Sunni calls for jihad in Syria
Islamic clerics who took the podium before President Morsi warned the Egyptian leader in their speeches of the threat of Shi’ia Muslims, who one cleric equated with “infidels”, saying: “Jihad is a duty of offering your self, blood and money, according to your own capability, for all Muslims.”
On Friday, thousands of Islamists rallied in support of calls by Sunni Arab clerics for a holy war against Al-Assad’s government. The rally followed a Friday sermon by Saudi preacher Mohamed Al-Arifi, who summoned Muslims for “jihad in the cause of Allah in Syria […] in every possible way” from the Cairo mosque.
On Thursday, the representatives of leading Sunni Arab groups convened in Cairo as part of a conference organised by the Coordinating Council of Muslim Organisations. The participants of the conference called for jihad against the Syrian regime, a move that was endorsed by the Muslim Brotherhood.
“We must undertake jihad to help our brothers in Syria by sending them money and arms, and providing all aid to save the Syrian people from this sectarian regime,” the participants said in a statement at the conference on Friday.
They accused Al-Assad’s regime and its Shi’a allies Iran and Hezbollah for carrying out a “flagrant aggression [that is] a declaration of war against Islam and Muslims.”
Syria: a proxy war
The Syrian conflict has inflamed tensions between Shi’a and Sunni Muslims in the wider Middle East, while at the same time developing into a regional proxy war between Hezbollah and Iran, with support from Russia, on one side, and the west and Sunni Arab countries on the other.
On Friday, Hezbollah’s leader Hassan Nasrallah vowed that they would keep fighting in Syria after the United States agreed to arm Syrian rebels. US President Barack Obama authorised lethal aid to rebels for the first time on Thursday, reasoning that the Al-Assad regime’s use of chemical weapons was “a red line.”

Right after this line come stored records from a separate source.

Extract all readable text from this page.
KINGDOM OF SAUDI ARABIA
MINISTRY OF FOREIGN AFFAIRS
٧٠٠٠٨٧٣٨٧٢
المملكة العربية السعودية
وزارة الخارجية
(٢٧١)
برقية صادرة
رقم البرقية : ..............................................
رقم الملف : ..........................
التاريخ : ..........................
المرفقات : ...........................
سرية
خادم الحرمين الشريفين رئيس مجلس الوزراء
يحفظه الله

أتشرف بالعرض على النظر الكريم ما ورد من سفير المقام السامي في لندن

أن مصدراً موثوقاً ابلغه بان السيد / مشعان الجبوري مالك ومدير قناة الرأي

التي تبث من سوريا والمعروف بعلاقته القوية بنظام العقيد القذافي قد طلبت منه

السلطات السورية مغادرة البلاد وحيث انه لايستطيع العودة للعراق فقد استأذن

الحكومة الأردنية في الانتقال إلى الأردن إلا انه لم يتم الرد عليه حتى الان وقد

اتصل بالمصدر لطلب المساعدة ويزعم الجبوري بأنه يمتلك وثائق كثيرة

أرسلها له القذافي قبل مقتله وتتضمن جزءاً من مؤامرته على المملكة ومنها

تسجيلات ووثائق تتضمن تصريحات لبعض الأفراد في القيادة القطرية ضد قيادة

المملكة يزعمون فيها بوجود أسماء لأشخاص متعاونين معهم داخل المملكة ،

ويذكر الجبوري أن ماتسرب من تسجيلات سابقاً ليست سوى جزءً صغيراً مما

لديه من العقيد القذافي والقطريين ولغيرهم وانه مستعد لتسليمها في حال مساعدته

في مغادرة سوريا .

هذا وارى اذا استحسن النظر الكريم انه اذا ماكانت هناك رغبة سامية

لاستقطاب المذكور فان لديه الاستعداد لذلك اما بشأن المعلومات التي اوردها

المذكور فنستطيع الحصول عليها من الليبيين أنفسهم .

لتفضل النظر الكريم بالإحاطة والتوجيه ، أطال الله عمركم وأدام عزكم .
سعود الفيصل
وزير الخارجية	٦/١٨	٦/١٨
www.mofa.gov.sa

“We will be where we should be. We will continue to bear the responsibility we took upon ourselves […] We leave the details to the requirements of the battlefield,” said Nassrallah in a speech where he announced the group’s “calculated” decision to defend the Syrian regime.
In a televised interview on Al-Arabiya TV, General Salim Idris of the Free Syrian Army said that US aid will “surely reflect positively on the rebels’ moral, which is high despite attempts by the regime, Hezbollah and Iran.”
Russia, which is the main arms supplier to the Al-Assad regime, was quick to condemn the US decision to arm the rebel army, claiming that it risks escalating violence in the region. According to Reuters, Russia sold nearly $1bn worth of arms, including missile systems, to the Al-Assad regime in 2011.
On Saturday, the US Central Intelligence Agency (CIA) said it is currently preparing to deliver arms to the Free Syrian Army through Turkey and Jordan.
Hezbollah fighters have joined Al-Assad’s forces on the battlefield since May. The Lebanese group’s involvement is considered a game-changer by some after it helped Al-Assad’s troops recapture the strategic town of Qusayer in central Homs province on 5 June.
Since then, pro-government forces have attempted to overrun other areas in the Homs province and the northern city of Aleppo. It is reported that Iraqi Shi’a have traveled to Syria to join the ranks alongside Hezbollah.
In May, Al-Assad claimed that militants from 29 different countries are fighting against his government in different parts of the country.
Saudi Arabia, Qatar and other neighbouring countries began supplying the Syrian rebels with arms since last year.
The Syrian uprising, which erupted in March 2011, has so far claimed the lives of an estimated 93,000 people.